Food Pairing: Brown Ales pair well with sausages, barbeque, beef stew, and grilled and roasted meats like beef and pork.
Recommended Glassware: Pint, Mug, Tumbler
Typical Statistics:
- ABV: 3.0 – 6.2%
- IBU: 10 - 30
- OG: 1.030 – 1.060
- FG: 1.008 – 1.016
- SRM: 12 - 35
Mild Ale
Description: A dark, low-gravity, malt-focused British session ale readily suited to drinking in quantity. Refreshing, yet flavourful, with a wide range of dark malt or dark sugar expression. Most are low-gravity session beers around 3.2%, although some versions may be made in the stronger (4%+) range for export, festivals, seasonal and/or special occasions. Generally served on cask; session-strength bottled versions don’t often travel well.
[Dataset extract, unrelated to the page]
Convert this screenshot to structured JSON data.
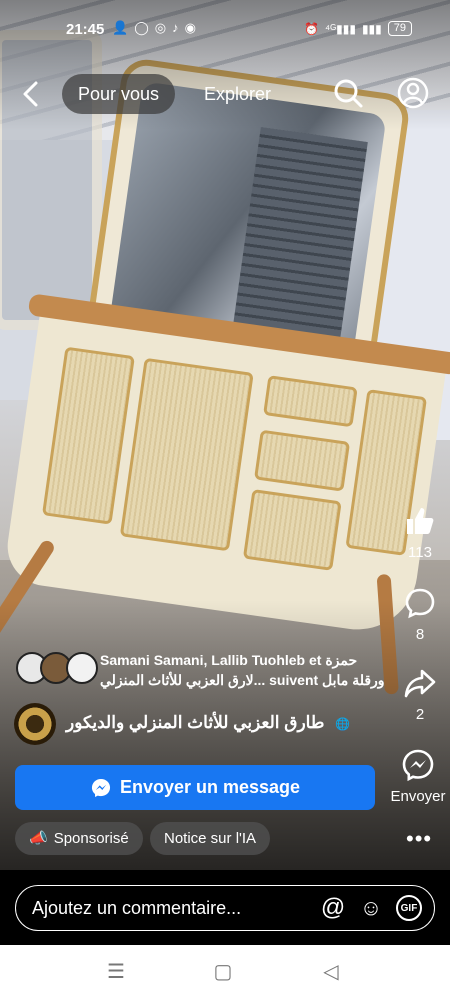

History: Historically, ‘mild’ was simply an unaged beer, and could be used as an adjective to distinguish between aged or more highly hopped keeping beers. Modern milds trace their roots to the weaker X-type ales of the 1800s, although dark milds did not appear until the 20th century. In current usage, the term implies a lower-strength beer with less hop bitterness than bitters.
Scottish Ale
Description: A malt-focused, generally caramelly beer with perhaps a few esters and occasionally a butterscotch aftertaste. Hops only to balance and support the malt. The malt character can range from dry and grainy to rich, toasty, and caramelly, but is never roasty and especially never has a peat smoke character. Traditionally the darkest of the Scottish ales, sometimes nearly black but lacking any burnt, overtly roasted character.
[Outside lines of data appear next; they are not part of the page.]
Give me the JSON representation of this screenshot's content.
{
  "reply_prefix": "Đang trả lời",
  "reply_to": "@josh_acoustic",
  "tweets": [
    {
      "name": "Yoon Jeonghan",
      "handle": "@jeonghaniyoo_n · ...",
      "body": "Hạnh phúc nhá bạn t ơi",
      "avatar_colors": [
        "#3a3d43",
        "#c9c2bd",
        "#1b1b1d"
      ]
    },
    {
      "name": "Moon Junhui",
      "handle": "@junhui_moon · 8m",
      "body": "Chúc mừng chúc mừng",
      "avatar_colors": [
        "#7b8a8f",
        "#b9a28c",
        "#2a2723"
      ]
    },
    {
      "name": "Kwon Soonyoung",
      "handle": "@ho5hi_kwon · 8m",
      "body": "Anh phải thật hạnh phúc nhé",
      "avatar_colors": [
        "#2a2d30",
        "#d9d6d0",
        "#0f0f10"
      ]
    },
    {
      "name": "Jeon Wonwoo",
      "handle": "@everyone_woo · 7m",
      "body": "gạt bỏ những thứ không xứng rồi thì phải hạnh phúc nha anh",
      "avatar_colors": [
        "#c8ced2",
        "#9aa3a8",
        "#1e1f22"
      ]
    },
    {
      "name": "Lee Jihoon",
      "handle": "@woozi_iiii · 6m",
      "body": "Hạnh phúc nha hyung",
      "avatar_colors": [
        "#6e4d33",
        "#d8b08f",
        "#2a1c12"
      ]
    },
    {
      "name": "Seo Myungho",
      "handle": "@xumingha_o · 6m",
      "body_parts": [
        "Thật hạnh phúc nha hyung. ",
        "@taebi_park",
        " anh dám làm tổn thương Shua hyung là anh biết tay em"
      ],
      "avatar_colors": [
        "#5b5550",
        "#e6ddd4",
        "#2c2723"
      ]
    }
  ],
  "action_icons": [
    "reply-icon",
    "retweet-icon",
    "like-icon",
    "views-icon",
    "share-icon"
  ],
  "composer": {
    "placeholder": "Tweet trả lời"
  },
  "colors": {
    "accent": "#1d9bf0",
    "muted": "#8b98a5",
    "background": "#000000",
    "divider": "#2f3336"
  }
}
History: The original meaning of ‘schilling’ (/-) ales have been described incorrectly for years. A single style of beer was never designated as a 60/-, 70/- or 80/-. The schillings only referring to the cost of the barrel of beer. Meaning there were 54/- Stouts and 86/- IPAs and so on. The Scottish Ales in question were termed Light, Heavy and Export which cover the spectrum of costs from around 60/- to 90/- and simply dark, malt-focused ales. Historically, the three types of beer were parti-gyled to different strengths, and represented an adaptation of English pale ales but with reduced strengths and hopping rates, and darker colours (often from added caramel). More modern versions (post-WWII, at least), tended to use more complex grists.
American Brown Ale
Description: A malty but hoppy beer frequently with chocolate and caramel flavours. The hop flavour and aroma complements and enhances the malt rather than clashing with it. Most commercial American Browns are not as aggressive as the original homebrewed versions, and some modern craft-brewed examples. This style reflects the current commercial offerings typically marketed as American Brown Ales rather than the hoppier, stronger homebrew versions from the early days of homebrewing.
History: An American style from the modern craft beer era. Derived from English Brown Ales, but with more hops. Pete’s Wicked Ale was one of the first and best known examples, and inspired many imitations. Popular with homebrewers, where very hoppy versions were sometimes called Texas Brown Ales (this is now more appropriately a Brown IPA).
British Brown Ale
Description: A malty, brown caramel-centric British ale without the roasted flavours of a Porter. A wide-ranging category with different interpretations possible, ranging from lighter-coloured to hoppy to deeper, darker, and caramel-focused; however, none of the versions have strongly roasted flavours. A stronger Double Brown Ale was more popular in the past, but is very hard to find now.
History: Brown ale has a long history in Great Britain, although several different types of products used that name at various times. Modern brown ale is a 20th century creation as a bottled product; it is not the same as historical products of the same name. A wide range of gravities were brewed, but modern brown ales are generally of the stronger (by current UK standards) interpretation.